Occupy Wall Street and the Tea Party are both populist movements that have angrily taken to the streets over perceived injustices about how the government handles money. Is there any room for common ground?
Why Occupy Wall Street Is Bigger Than Left vs. Right
In October 2011, Matt Taibbi wrote that, “Occupy Wall Street and the millions of middle Americans who make up the Tea Party are natural allies and should be on the same page about most of the key issues.” Specifically, the “incestuous political and financial corruption on Wall Street and in Washington. “
Occupying the Tea Party
Andrew Prokop, in November 2011, describes what happened when members of the Tea Party and Occupy Wall Street actually encountered each other. There was shouting and pushing. Two older women fell. “By the next day,” writes Prokop, “The story of the ‘attack’ by the Occupy movement had already entered conservative lore, and the ‘natural allies’ seemed further apart than ever.”

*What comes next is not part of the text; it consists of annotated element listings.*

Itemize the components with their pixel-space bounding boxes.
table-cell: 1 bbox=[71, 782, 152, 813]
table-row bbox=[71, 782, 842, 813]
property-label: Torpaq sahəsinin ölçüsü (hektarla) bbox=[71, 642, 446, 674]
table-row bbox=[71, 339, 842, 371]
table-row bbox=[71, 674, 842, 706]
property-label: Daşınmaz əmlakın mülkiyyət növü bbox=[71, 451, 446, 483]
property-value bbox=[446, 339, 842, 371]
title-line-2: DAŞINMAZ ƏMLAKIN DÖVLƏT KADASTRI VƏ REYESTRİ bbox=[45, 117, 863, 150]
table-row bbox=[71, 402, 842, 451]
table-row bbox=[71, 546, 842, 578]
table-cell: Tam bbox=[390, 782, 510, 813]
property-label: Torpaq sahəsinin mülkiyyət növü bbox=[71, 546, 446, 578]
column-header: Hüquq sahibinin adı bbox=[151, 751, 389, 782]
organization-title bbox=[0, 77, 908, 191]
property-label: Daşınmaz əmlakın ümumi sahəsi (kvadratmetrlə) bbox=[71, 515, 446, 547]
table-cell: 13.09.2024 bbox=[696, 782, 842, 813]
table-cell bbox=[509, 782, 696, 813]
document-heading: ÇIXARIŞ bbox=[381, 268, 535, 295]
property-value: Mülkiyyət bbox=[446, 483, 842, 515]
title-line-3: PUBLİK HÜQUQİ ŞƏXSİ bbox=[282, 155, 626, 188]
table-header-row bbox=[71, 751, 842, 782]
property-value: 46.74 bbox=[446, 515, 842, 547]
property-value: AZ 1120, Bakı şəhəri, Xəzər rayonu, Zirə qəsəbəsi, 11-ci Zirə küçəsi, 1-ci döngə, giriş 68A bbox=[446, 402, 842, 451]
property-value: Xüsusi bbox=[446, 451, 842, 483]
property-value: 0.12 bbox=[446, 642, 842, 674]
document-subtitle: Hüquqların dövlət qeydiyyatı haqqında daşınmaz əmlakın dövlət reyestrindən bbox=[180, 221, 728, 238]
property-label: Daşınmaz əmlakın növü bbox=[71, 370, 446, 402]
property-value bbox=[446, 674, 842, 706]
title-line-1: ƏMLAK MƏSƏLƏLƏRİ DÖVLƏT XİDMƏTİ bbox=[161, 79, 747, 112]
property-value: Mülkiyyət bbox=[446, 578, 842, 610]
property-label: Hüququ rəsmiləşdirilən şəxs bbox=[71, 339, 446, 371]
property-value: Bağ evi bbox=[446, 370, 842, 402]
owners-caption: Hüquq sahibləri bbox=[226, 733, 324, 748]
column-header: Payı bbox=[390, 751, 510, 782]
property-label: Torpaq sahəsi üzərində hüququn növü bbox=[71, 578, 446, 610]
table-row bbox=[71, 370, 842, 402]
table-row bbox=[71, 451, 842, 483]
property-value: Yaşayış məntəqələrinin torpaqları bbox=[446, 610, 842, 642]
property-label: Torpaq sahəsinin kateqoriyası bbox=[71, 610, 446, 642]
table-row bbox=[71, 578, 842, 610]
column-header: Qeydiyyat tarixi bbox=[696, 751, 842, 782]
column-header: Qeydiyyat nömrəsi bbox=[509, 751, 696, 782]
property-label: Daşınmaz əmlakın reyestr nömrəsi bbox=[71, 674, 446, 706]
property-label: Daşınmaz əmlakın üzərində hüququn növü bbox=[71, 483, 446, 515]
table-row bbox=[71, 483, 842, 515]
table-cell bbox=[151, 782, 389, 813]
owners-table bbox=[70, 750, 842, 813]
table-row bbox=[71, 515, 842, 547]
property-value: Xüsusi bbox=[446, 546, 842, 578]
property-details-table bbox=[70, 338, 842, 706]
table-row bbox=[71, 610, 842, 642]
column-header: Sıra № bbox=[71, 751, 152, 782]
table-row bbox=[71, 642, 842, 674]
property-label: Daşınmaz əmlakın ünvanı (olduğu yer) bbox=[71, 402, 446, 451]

“If they could get over their biases, they do have a lot in common,” writes Julia McDermott (no relation), professor of speech in northern California. She notes that the Tea Party and Occupy not only share a sense of grievance but of powerlessness. “What good is a vote, when it seems that the politicians are for sale to the highest bidder rather than responsive to the concerns of the electorate?” she asks.